Nokia Corp (ADR) (NYSE:NOK) investors are having rough days after the networking equipment company reported mixed results for the September quarter, and mostly weaker guidance. NOK stock has fallen nearly 12% since the earnings news broke.
In reaction, BMO analyst Tim Long lowered his price target to $6.00 (from $7.00), while reiterating an Outperform rating on NOK. The reduced target still represents a potential upside of 32% from where the stock is currently trading.
Long commented, “As we previewed in our Global Infrastructure Model update and as management reaffirmed, the global operator capex environment outlook has worsened for 2016, limiting revenue opportunities for Nokia’s Networks business. Nevertheless, we continue to like the €1.2 billion savings program and believe management may be able to find additional opportunities over time. Our 2016/2017 EPS estimates go to €0.16/€0.21 from €0.18/€0.29.”

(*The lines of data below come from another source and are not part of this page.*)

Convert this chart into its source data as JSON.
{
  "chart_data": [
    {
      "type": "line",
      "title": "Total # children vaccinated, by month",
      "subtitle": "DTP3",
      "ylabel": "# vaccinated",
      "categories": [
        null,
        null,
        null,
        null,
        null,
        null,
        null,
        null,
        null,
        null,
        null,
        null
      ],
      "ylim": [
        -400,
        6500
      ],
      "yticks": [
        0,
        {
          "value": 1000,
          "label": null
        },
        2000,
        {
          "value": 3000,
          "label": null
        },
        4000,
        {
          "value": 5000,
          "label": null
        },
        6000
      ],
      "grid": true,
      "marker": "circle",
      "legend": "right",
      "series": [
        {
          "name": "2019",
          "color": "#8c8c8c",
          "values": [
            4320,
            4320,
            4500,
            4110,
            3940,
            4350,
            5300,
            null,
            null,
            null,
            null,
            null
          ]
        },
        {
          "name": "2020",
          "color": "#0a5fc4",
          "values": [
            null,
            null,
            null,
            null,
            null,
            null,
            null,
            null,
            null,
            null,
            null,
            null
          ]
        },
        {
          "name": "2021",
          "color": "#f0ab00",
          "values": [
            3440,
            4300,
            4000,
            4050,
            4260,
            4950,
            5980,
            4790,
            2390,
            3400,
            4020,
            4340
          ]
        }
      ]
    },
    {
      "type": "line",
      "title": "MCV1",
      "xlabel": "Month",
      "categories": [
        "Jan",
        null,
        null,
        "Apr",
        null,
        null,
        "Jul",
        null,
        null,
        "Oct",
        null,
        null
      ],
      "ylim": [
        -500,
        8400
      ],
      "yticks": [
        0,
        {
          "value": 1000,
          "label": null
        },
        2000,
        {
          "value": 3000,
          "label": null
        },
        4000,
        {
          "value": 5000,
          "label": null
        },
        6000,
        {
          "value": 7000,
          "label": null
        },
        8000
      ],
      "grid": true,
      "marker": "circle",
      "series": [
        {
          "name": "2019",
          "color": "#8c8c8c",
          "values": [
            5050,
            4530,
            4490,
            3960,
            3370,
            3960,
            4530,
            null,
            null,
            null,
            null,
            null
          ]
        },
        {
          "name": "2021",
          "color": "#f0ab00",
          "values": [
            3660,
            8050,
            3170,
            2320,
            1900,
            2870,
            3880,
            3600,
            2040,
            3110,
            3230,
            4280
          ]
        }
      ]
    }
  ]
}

As usual, we like to include the analyst’s trackrecord when reporting on new analyst notes. According to TipRanks, which measures analysts’ and bloggers’ success rate based on how their calls perform, analyst Tim Long has a yearly average return of 4.4% and a 52% success rate. Long has a 28.4% average loss when recommending NOK, and is ranked #679 out of 4188 analysts.
Out of the 19 analysts polled by TipRanks, 13 rate Nokia Corp stock a Buy, 5 rate the stock a Hold and 1 recommends a Sell. With a return potential of 46%, the stock’s consensus target price stands at $6.66.